The Nuts & Bolts of Sustainable, Responsible, and Impact Investing

There are many terms for this type of investing: responsible investing, impact investing, sustainable investing, ESG investing, socially responsible investing, and the list goes on. But the fact is, according to US SIF: The Forum for Sustainable and Responsible Investing, there are now over $17 trillion invested in sustainably managed assets.

Now Sustainable, Responsible, Impact Investing (SRI) has a long and storied history going back to religious investors who wanted to avoid investing in gambling and companies that produced alcohol. During the 70’s, the green movement integrated environmental awareness.

Traditionally, SRI includes three basic components:

-      Screening

-      Shareholder advocacy

-      Community investing

Screening There are two ways to screen a portfolio: positive and negative. Originally, SRI focused on negative screening, asking the question “what companies or sectors do we want to avoid?” It has evolved to include positive screening which asks the question “what do we want to own?” Earth Equity Advisors uses both techniques, but is proud to focus on the positive.

Screening criteria typically include:

-      Environmental track record & sustainability

-      Corporate governance, business ethics &transparency

-      Product safety

-      Fair, safe and equitable workplace

-      International human rights

-      Community involvement 

Shareholder Advocacy As a shareholder of a corporation, you have a voice in the selection of company leadership and to a limited extent, operational issues. This is accomplished by voting what is called a proxy. Every year, corporations must hold shareholder meetings, and at these meetings, shareholders vote on a range of issues, including resolutions intended to influence company operations. While non-binding, when a vote on are solution moves above 30% approval rating, it’s usually in management’s best interest to listen.

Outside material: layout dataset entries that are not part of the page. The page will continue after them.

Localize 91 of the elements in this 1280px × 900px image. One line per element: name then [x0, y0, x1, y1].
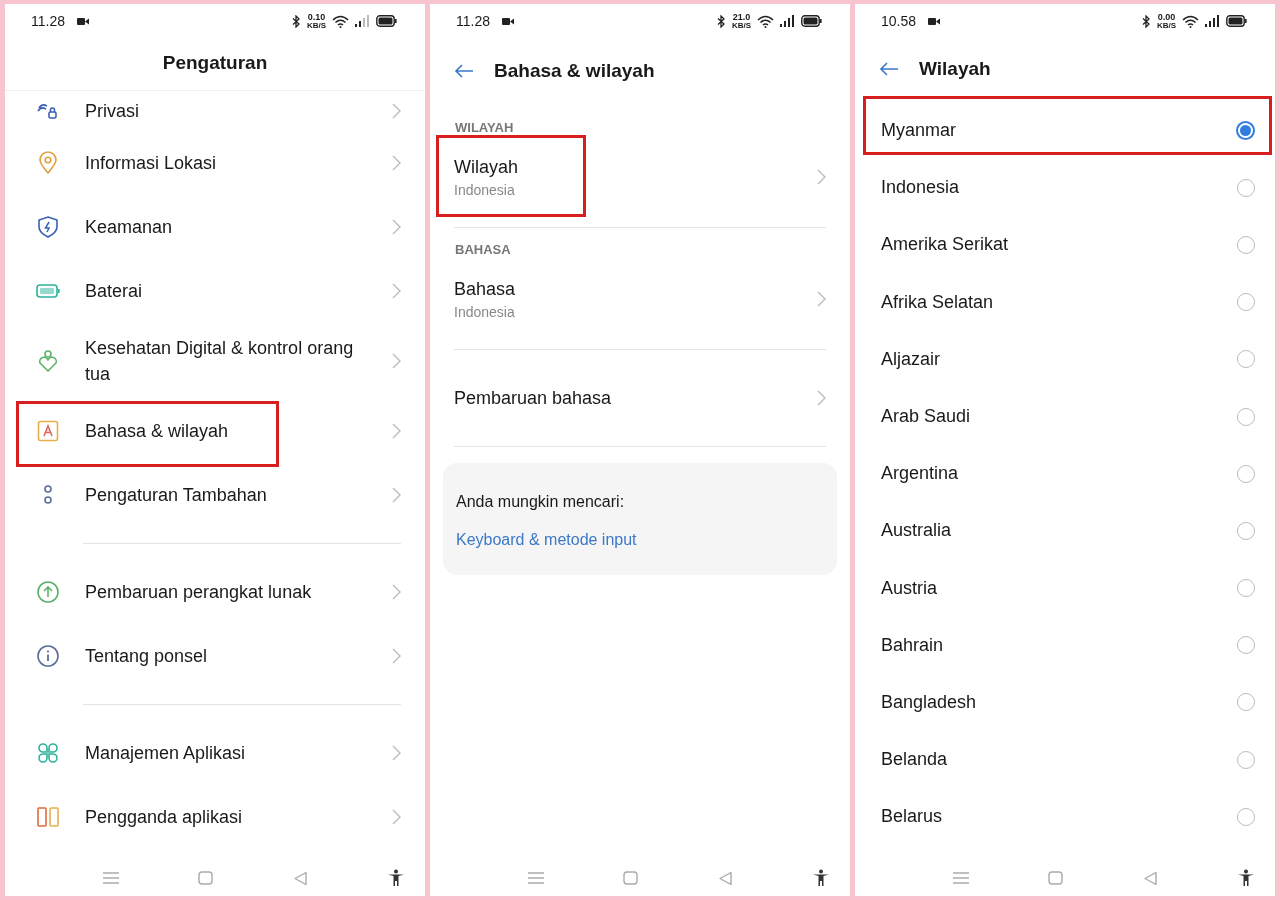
- region-option[interactable]: Belanda: [881, 731, 1255, 789]
- screen-title: Wilayah: [919, 58, 991, 80]
- region-option[interactable]: Australia: [881, 502, 1255, 560]
- settings-item[interactable]: Wilayah Indonesia: [454, 141, 826, 213]
- section-heading: BAHASA: [454, 241, 512, 259]
- wifi-icon: [1182, 14, 1199, 28]
- four-petals-icon: [36, 741, 60, 765]
- settings-item[interactable]: Tentang ponsel: [5, 624, 425, 688]
- chevron-right-icon: [392, 219, 401, 235]
- back-triangle-icon[interactable]: [1142, 870, 1158, 886]
- bluetooth-icon: [716, 14, 726, 28]
- speed-unit: KB/S: [1156, 21, 1176, 30]
- chevron-right-icon: [817, 390, 826, 406]
- chevron-right-icon: [392, 155, 401, 171]
- bluetooth-icon: [291, 14, 301, 28]
- bluetooth-icon: [1141, 14, 1151, 28]
- section-heading: WILAYAH: [454, 119, 515, 137]
- region-option[interactable]: Amerika Serikat: [881, 216, 1255, 274]
- chevron-right-icon: [392, 283, 401, 299]
- region-option[interactable]: Austria: [881, 559, 1255, 617]
- chevron-right-icon: [392, 809, 401, 825]
- network-speed: 0.10: [307, 12, 326, 22]
- settings-item[interactable]: Informasi Lokasi: [5, 131, 425, 195]
- chevron-right-icon: [392, 103, 401, 119]
- battery-icon: [376, 15, 397, 27]
- location-pin-icon: [36, 151, 60, 175]
- settings-item[interactable]: Keamanan: [5, 195, 425, 259]
- region-option[interactable]: Indonesia: [881, 159, 1255, 217]
- status-time: 11.28: [456, 13, 490, 29]
- region-option[interactable]: Belarus: [881, 788, 1255, 846]
- settings-item[interactable]: Pembaruan bahasa: [454, 364, 826, 432]
- menu-icon[interactable]: [953, 872, 969, 884]
- region-option[interactable]: Myanmar: [881, 102, 1255, 160]
- status-time: 10.58: [881, 13, 917, 29]
- two-rectangles-icon: [36, 805, 60, 829]
- suggestion-link[interactable]: Keyboard & metode input: [456, 531, 637, 549]
- network-speed: 21.0: [732, 12, 751, 22]
- signal-icon: [1205, 15, 1220, 27]
- radio-button[interactable]: [1236, 121, 1255, 141]
- chevron-right-icon: [392, 648, 401, 664]
- video-camera-icon: [77, 16, 89, 26]
- region-option[interactable]: Aljazair: [881, 330, 1255, 388]
- region-option[interactable]: Arab Saudi: [881, 387, 1255, 446]
- settings-item[interactable]: Baterai: [5, 259, 425, 323]
- chevron-right-icon: [392, 584, 401, 600]
- menu-icon[interactable]: [528, 872, 544, 884]
- wifi-icon: [757, 14, 774, 28]
- settings-item[interactable]: Manajemen Aplikasi: [5, 721, 425, 785]
- speed-unit: KB/S: [731, 21, 751, 30]
- region-option[interactable]: Argentina: [881, 445, 1255, 503]
- speed-unit: KB/S: [306, 21, 326, 30]
- chevron-right-icon: [392, 423, 401, 439]
- home-square-icon[interactable]: [1048, 871, 1064, 885]
- settings-item[interactable]: Pengaturan Tambahan: [5, 463, 425, 527]
- screen-title: Pengaturan: [162, 52, 268, 74]
- network-speed: 0.00: [1157, 12, 1176, 22]
- person-heart-icon: [36, 349, 60, 373]
- back-triangle-icon[interactable]: [717, 870, 733, 886]
- chevron-right-icon: [817, 169, 826, 185]
- status-time: 11.28: [31, 13, 65, 29]
- region-option[interactable]: Afrika Selatan: [881, 273, 1255, 331]
- chevron-right-icon: [392, 487, 401, 503]
- chevron-right-icon: [392, 745, 401, 761]
- home-square-icon[interactable]: [198, 871, 214, 885]
- signal-icon: [355, 15, 370, 27]
- settings-item[interactable]: Privasi: [5, 91, 425, 131]
- wifi-icon: [332, 14, 349, 28]
- back-arrow-icon[interactable]: [454, 64, 474, 78]
- menu-icon[interactable]: [103, 872, 119, 884]
- settings-item[interactable]: Pembaruan perangkat lunak: [5, 560, 425, 624]
- back-arrow-icon[interactable]: [879, 62, 899, 76]
- video-camera-icon: [502, 16, 514, 26]
- info-icon: [36, 644, 60, 668]
- settings-item[interactable]: Bahasa & wilayah: [5, 399, 425, 463]
- battery-icon: [1226, 15, 1247, 27]
- region-option[interactable]: Bahrain: [881, 616, 1255, 674]
- home-square-icon[interactable]: [623, 871, 639, 885]
- signal-icon: [780, 15, 795, 27]
- settings-item[interactable]: Bahasa Indonesia: [454, 263, 826, 335]
- suggestion-prompt: Anda mungkin mencari:: [456, 493, 626, 511]
- settings-item[interactable]: Pengganda aplikasi: [5, 785, 425, 849]
- shield-icon: [36, 215, 60, 239]
- video-camera-icon: [928, 16, 941, 26]
- letter-square-icon: [36, 419, 60, 443]
- screen-title: Bahasa & wilayah: [494, 60, 655, 82]
- chevron-right-icon: [392, 353, 401, 369]
- settings-item[interactable]: Kesehatan Digital & kontrol orang tua: [5, 323, 425, 399]
- battery-icon: [801, 15, 822, 27]
- region-option[interactable]: Bangladesh: [881, 673, 1255, 732]
- chevron-right-icon: [817, 291, 826, 307]
- back-triangle-icon[interactable]: [292, 870, 308, 886]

Shareholder resolutions filed over the past several years include:

-      Corporate political activity including donations

-      Climate change

-      Labor & equal employment opportunity

-      Executive pay

-      Human rights

-      Board diversity

-      Sustainability reporting


Community Investing The final leg of SRI is community investing. At Earth Equity Advisors, we use community reinvestment act notes which direct capital to underserved communities. This may result in low-income housing construction, job retraining programs or affordable healthcare programs. Most of these programs are domestic, but some are directed internationally as well.